A slight majority of EU citizens agree that the EU should have a bigger budget as it seeks to overcome the impact of the Covid-19 pandemic, a survey commissioned by the European Parliament shows.
The survey shows that more than two-thirds of respondents (68%) believe that the EU should have a stronger role in fighting the crisis. Most – 56% – believe that this requires the EU to have greater financial means.
The initial findings of the survey were published ahead of an EU summit that is expected to be contentious, as EU leaders have shown that there are wide disagreements on the EU budget as well as on its Covid-19 recovery plan. The European Commission and the European Parliament – particularly the latter – believe that the EU should have a stronger budget to address priority measures.

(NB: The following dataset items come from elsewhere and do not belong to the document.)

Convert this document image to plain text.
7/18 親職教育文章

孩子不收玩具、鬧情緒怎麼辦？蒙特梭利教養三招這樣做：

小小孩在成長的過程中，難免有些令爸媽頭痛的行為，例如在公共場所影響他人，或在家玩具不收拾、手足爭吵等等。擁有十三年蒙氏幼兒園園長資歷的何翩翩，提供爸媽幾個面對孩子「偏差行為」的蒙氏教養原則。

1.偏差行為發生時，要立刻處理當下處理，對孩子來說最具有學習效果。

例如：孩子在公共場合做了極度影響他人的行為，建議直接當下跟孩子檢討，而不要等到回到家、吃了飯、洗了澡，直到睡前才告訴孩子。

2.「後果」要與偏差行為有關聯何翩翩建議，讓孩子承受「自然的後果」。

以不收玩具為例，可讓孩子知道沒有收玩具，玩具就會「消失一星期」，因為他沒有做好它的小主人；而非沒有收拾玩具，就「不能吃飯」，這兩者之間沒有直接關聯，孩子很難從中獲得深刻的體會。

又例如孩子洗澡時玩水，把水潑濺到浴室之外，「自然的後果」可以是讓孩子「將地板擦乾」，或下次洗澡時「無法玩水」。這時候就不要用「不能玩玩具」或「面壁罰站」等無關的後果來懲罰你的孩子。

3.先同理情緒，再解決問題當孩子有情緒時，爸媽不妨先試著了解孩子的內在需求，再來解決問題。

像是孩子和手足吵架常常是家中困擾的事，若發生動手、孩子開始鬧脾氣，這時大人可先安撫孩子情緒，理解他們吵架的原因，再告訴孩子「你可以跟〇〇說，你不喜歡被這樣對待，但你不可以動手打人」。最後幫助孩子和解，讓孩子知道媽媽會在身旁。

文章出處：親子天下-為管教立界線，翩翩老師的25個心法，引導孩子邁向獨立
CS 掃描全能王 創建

Amid these disagreements, most respondents (53%) remained unimpressed with the solidarity shown between member states during the pandemic. Only 39% declared themselves to be satisfied by member states’ collective efforts.
“The results of this survey clearly show that EU citizens expect the EU to show more solidarity and take more action to assist the recovery,” EP President David Sassoli maintained.
“They also recognise the need for a larger EU budget to tackle the unprecedented impact the pandemic has had on our economy and society. In the context of the current budget negotiations, Parliament stands by the citizens in their call for a more effective and ambitious EU.”
Maltese agree EU should play bigger role
Malta proved to be no exception to the rule, with 84% of Maltese respondents believing that the EU should have more competences to deal with crises such as the Covid-19 pandemic. Meanwhile, 62% agreed that the EU’s budget should grow.
The survey suggested that the impact of the pandemic was less in Malta than in much of the EU. Around 57% of respondents across the bloc said that they have experienced personal financial difficulties, with 28% citing a loss of income. But only 18% of Maltese said that they suffered a loss of income, with 62% stating that they have not experienced any of the difficulties listed in the survey.
When asked how an enlarged EU budget should be spent, EU citizens prioritised public health, with 55% deeming it most important. This was followed by economic recovery (45%), employment and social affairs (37%) and the fight against climate change (36%).
While the Maltese joined 16 other countries in naming public health as the biggest priority, they deviated from the norm by ranking immigration issues second.